The win for the security team is that it makes objections from the network team manageable and facilitates these highly useful deployments.  As it was for the deployment of monitoring tools, both sides see a win from an SDP deployment.

There is no right or wrong in this clash of cultures: It is simply different priorities and focuses that so often show network and security teams as competitive.

Too often, technologists focus exclusively on the technology and fail to understand the organisational and business culture.  The Gigamon SDP bridges these challenges, de-risking security deployments for the network team and speeding up network access for the security team.
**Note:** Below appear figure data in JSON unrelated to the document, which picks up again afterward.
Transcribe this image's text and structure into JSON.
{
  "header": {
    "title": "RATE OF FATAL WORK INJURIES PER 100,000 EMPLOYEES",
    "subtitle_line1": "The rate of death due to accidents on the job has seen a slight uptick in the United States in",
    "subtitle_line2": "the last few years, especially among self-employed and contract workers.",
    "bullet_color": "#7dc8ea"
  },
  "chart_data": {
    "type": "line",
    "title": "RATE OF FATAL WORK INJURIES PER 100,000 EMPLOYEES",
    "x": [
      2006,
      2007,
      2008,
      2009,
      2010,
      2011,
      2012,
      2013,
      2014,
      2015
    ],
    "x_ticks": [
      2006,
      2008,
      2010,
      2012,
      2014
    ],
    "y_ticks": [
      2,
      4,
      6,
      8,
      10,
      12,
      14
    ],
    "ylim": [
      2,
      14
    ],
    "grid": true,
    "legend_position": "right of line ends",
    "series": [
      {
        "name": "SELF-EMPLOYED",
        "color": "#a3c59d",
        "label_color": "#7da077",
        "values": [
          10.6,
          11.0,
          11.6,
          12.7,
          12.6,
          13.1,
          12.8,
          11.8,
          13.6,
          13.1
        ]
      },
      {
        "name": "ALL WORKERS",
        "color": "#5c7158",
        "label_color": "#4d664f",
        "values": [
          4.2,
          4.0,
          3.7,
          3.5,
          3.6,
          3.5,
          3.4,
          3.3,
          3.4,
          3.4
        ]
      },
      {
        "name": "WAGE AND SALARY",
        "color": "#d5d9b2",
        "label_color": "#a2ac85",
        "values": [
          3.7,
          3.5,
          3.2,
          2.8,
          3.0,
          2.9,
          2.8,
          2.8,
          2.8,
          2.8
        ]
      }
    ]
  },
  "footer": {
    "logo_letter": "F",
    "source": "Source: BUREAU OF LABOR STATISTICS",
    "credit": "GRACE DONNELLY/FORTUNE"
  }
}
In doing so, it can also save money and facilitate operational efficiencies. 

 


[1] The user
[2] The organization
[3] The legal and compliance environment.  See: https://en.wikipedia.org/wiki/Layer_8
[4] Asymmetrical routing, packet loss, packet reordering, traffic encapsulation and trunking, Q-in-Q, fragmentation, packets with options, TLS/SSL, and many other things which are commonly seen in real networks, yet see cause security tools problems to process.
[5] Many may contend that the need to install TAPs is potentially disruptive.  However, it is a one-time change that does not need to be repeated.  The initial investment, either at build-time or as a change request, has a very good return on investment.  A smart network manager would use this savings as a solid example of increased efficiency.
[6] Scenario 1: Consider the failure of an accelerated NIC in an inline appliance.  How does the tool operating system differentiate between the actual disappearance of traffic, and a subtle NIC failure that stops the device from forwarding packets into the OS?  Scenario 2: Consider the situation where an invalid threat feed causes a false positive on legitimate business traffic and blocks it.  In this case, the inline tool is working fine, but an outage still occurs.